Generally, colorants that can be selected are black, cyan, magenta,
or yellow, and mixtures thereof. Examples of magentas are
2,9-dimethyl-substituted quinacridone and anthraquinone dye
identified in the Color Index as CI 60710, CI Dispersed Red 15,
diazo dye identified in the Color Index as CI 26050, CI Solvent Red
19, and the like. Illustrative examples of cyans include copper
tetra(octadecyl sulfonamido) phthalocyanine, x-copper
phthalocyanine pigment listed in the Color Index as CI 74160, CI
Pigment Blue, Pigment Blue 15:3, and Anthrathrene Blue, identified
in the Color Index as CI 69810, Special Blue X-2137, and the like.
Illustrative examples of yellows are diarylide yellow
3,3-dichlorobenzidene acetoacetanilides, a monoazo pigment
identified in the Color Index as CI 12700, CI Solvent Yellow 16, a
nitrophenyl amine sulfonamide identified in the Color Index as
Foron Yellow SE/GLN, CI Dispersed Yellow 33
2,5-dimethoxy-4-sulfonanilide phenylazo-4'-chloro-2,5-dimethoxy
acetoacetanilide, and Permanent Yellow FGL. Colored magnetites,
such as mixtures of MAPICO BLACK.TM., and cyan components may also
be selected as colorants.
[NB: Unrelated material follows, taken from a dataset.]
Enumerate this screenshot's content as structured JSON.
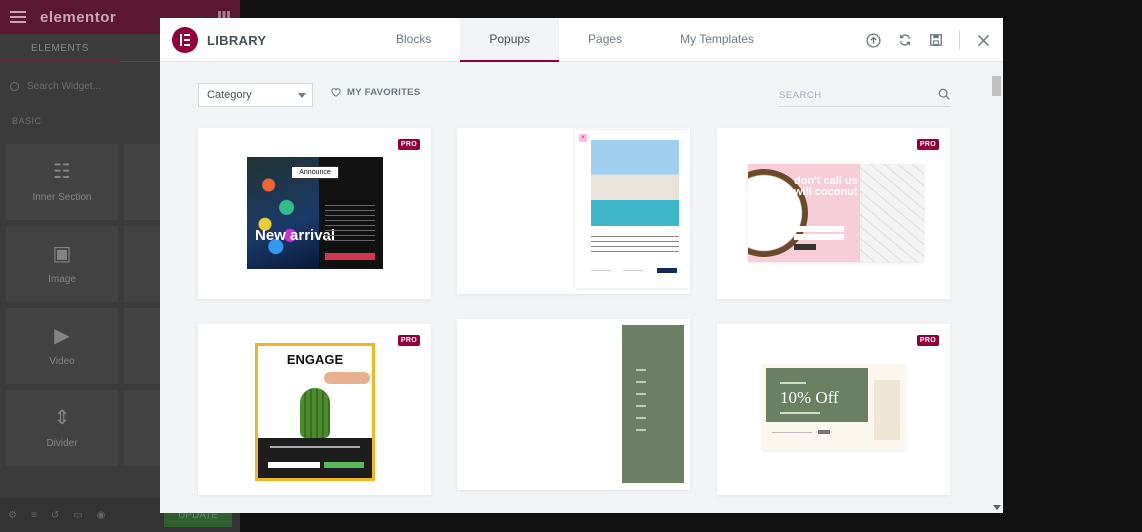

Other known colorants can be selected,
such as Levanyl Black A-SF (Miles, Bayer) and Sunsperse Carbon
Black LHD 9303 (Sun Chemicals), and colored dyes such as Neopen
Blue (BASF), Sudan Blue OS (BASF), PV Fast Blue B2G01 (American
Hoechst), Sunsperse Blue BHD 6000 (Sun Chemicals), Irgalite Blue
BCA (Ciba-Geigy), Paliogen Blue 6470 (BASF), Sudan III (Matheson,
Coleman, Bell), Sudan II (Matheson, Coleman, Bell), Sudan IV
(Matheson, Coleman, Bell), Sudan Orange G (Aldrich), Sudan Orange
220 (BASF), Paliogen Orange 3040 (BASF), Ortho Orange OR 2673 (Paul
Uhlich), Paliogen Yellow 152, 1560 (BASF), Lithol Fast Yellow 0991K
(BASF), Paliotol Yellow 1840 (BASF), Neopen Yellow (BASF), Novoperm
Yellow FG 1 (Hoechst), Permanent Yellow YE 0305 (Paul Uhlich),
Lumogen Yellow D0790 (BASF), Sunsperse Yellow YHD 6001 (Sun
Chemicals), Suco-Gelb L1250 (BASF), Suco-Yellow D1355 (BASF),
Hostaperm Pink E (American Hoechst), Fanal Pink D4830 (BASF),
Cinquasia Magenta (DuPont), Lithol Scarlet D3700 (BASF), Toluidine
Red (Aldrich), Scarlet for Thermoplast NSD PS PA (Ugine Kuhlmann of
Canada), E.D. Toluidine Red (Aldrich), Lithol Rubine Toner (Paul
Uhlich), Lithol Scarlet 4440 (BASF), Bon Red C (Dominion Color
Company), Royal Brilliant Red RD-8192 (Paul Uhlich), Oracet Pink RF
(Ciba-Geigy), Paliogen Red 3871K (BASF), Paliogen Red 3340 (BASF),
Lithol Fast Scarlet L4300 (BASF), combinations of the foregoing,
and the like.
Wax
[0056] In addition to the polymer binder resin and photoinitiator,
the toners of the present disclosure also optionally contain a wax,
which can be either a single type of wax or a mixture of two or
more different waxes. A single wax can be added to toner
formulations, for example, to improve particular toner properties,
such as toner particle shape, presence and amount of wax on the
toner particle surface, charging and/or fusing characteristics,
gloss, stripping, offset properties, and the like. Alternatively, a
combination of waxes can be added to provide multiple properties to
the toner composition.
[0057] In accordance with the present disclosure, it has been found
that a low melt toner producing a low gloss to matte finish may be
obtained by including a crystalline polyester resin in the shell
and a low percentage of wax. Increasing the percentage of wax may
result in poor charging of the toner particles. Where utilized, the
wax may be combined with the resin in forming toner particles. When
included, the wax may be present in an amount of, for example, from
about 1 weight percent to about 24 weight percent of the toner
particles, in embodiments from about 3 weight percent to about 10
weight percent of the toner particles.
[0058] Waxes that may be selected include waxes having, for
example, a weight average molecular weight of from about 500 to
about 20,000, in embodiments from about 1,000 to about 10,000.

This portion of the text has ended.